The division posted strong gains driven by:
- Higher volumes
- Improved pricing
- Favorable product mix
Profitability also improved despite elevated garlic and black pepper costs and tariff headwinds.
Dividend Reduced to Preserve Financial Flexibility
B&G Foods announced a significant dividend reduction.
Beginning with the dividend declared May 11, 2026, payable July 30, 2026, the annual dividend rate will be reduced from $0.76 per share to $0.38 per share.
The company expects this move will reduce total dividend payments to:
- Approximately $46 million in fiscal 2026
- Approximately $30.8 million in fiscal 2027
Management said the lower payout will improve balance sheet flexibility and support long-term strategic investments.

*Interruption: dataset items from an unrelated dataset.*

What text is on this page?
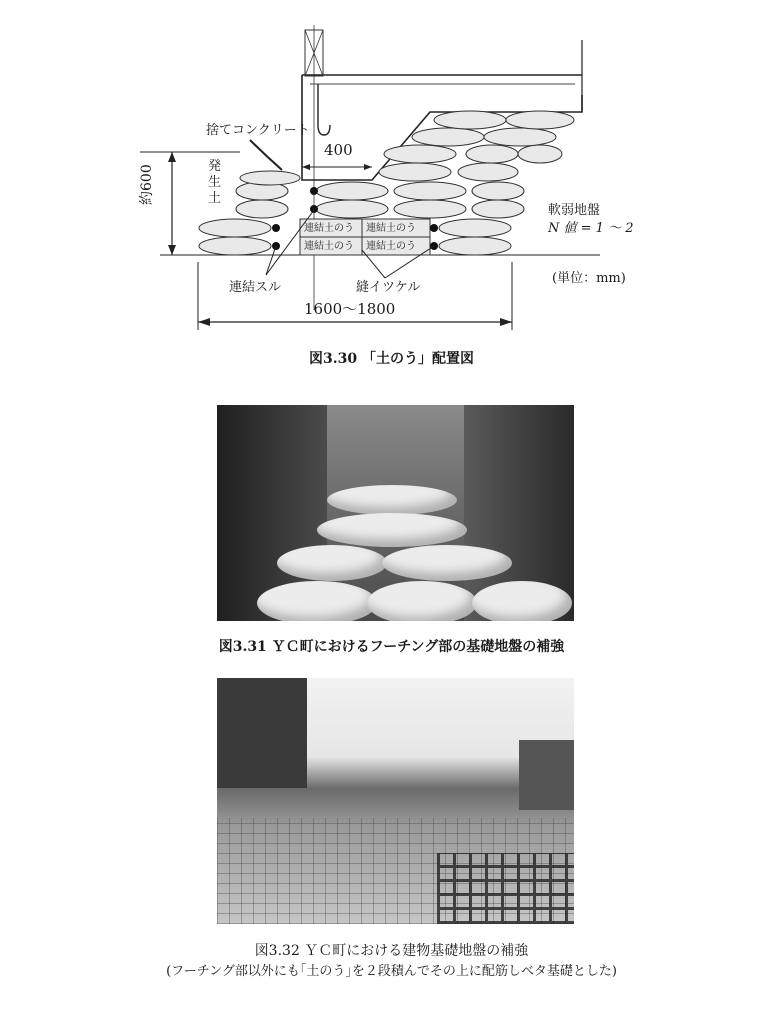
捨てコンクリート
400
発
生
土
約600
軟弱地盤
N 値 = 1 ～ 2
(単位：mm)
連結土のう 連結土のう
連結土のう 連結土のう
連結スル	縫イツケル
1600～1800
図3.30 「土のう」配置図
図3.31 ＹＣ町におけるフーチング部の基礎地盤の補強
図3.32 ＹＣ町における建物基礎地盤の補強
(フーチング部以外にも｢土のう｣を２段積んでその上に配筋しベタ基礎とした)
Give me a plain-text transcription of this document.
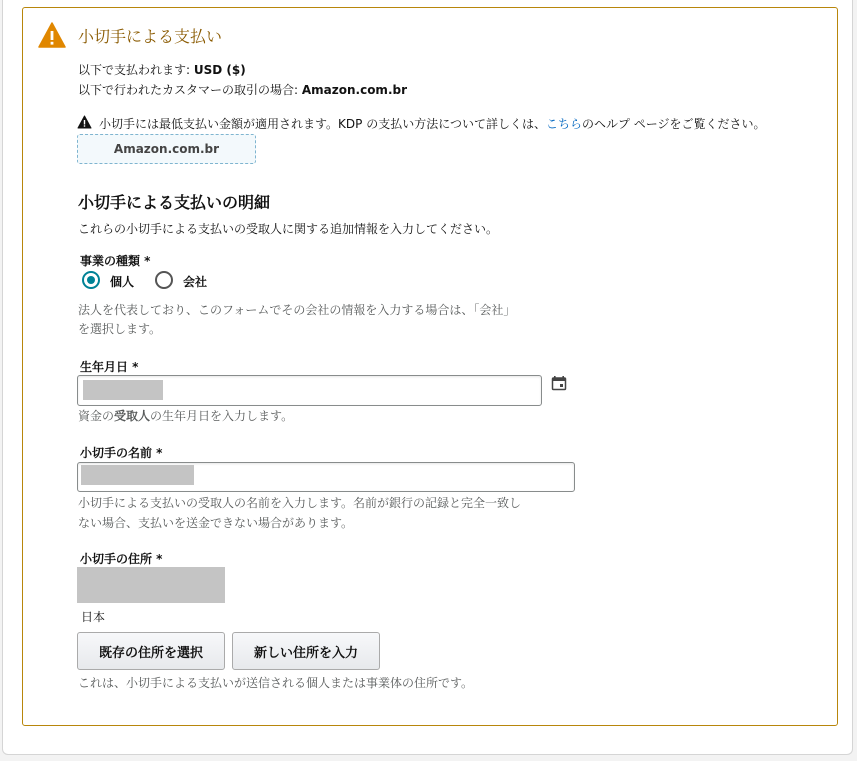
小切手による支払い
以下で支払われます: USD ($)
以下で行われたカスタマーの取引の場合: Amazon.com.br
小切手には最低支払い金額が適用されます。KDP の支払い方法について詳しくは、こちらのヘルプ ページをご覧ください。
Amazon.com.br
小切手による支払いの明細
これらの小切手による支払いの受取人に関する追加情報を入力してください。
事業の種類 *
個人	会社
法人を代表しており、このフォームでその会社の情報を入力する場合は、「会社」
を選択します。
生年月日 *
資金の受取人の生年月日を入力します。
小切手の名前 *
小切手による支払いの受取人の名前を入力します。名前が銀行の記録と完全一致し
ない場合、支払いを送金できない場合があります。
小切手の住所 *
日本
既存の住所を選択	新しい住所を入力
これは、小切手による支払いが送信される個人または事業体の住所です。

Updated Full-Year 2026 Guidance
B&G Foods revised its full-year fiscal 2026 outlook:
- Net sales: $1.735 billion to $1.775 billion
- Adjusted EBITDA: $275 million to $290 million
- Adjusted diluted EPS: $0.575 to $0.675
The guidance includes:
- One fewer reporting week in fiscal 2026
- Effects of the Green Giant U.S. frozen divestiture
- Benefits from the new Green Giant co-manufacturing agreement
- Impact of Don Pepino and Le Sueur divestitures
- Contributions from the College Inn and Kitchen Basics acquisition
Importantly, the forecast does not include the pending divestiture of Green Giant Canada, which is expected to close during the second quarter of 2026, subject to regulatory approval.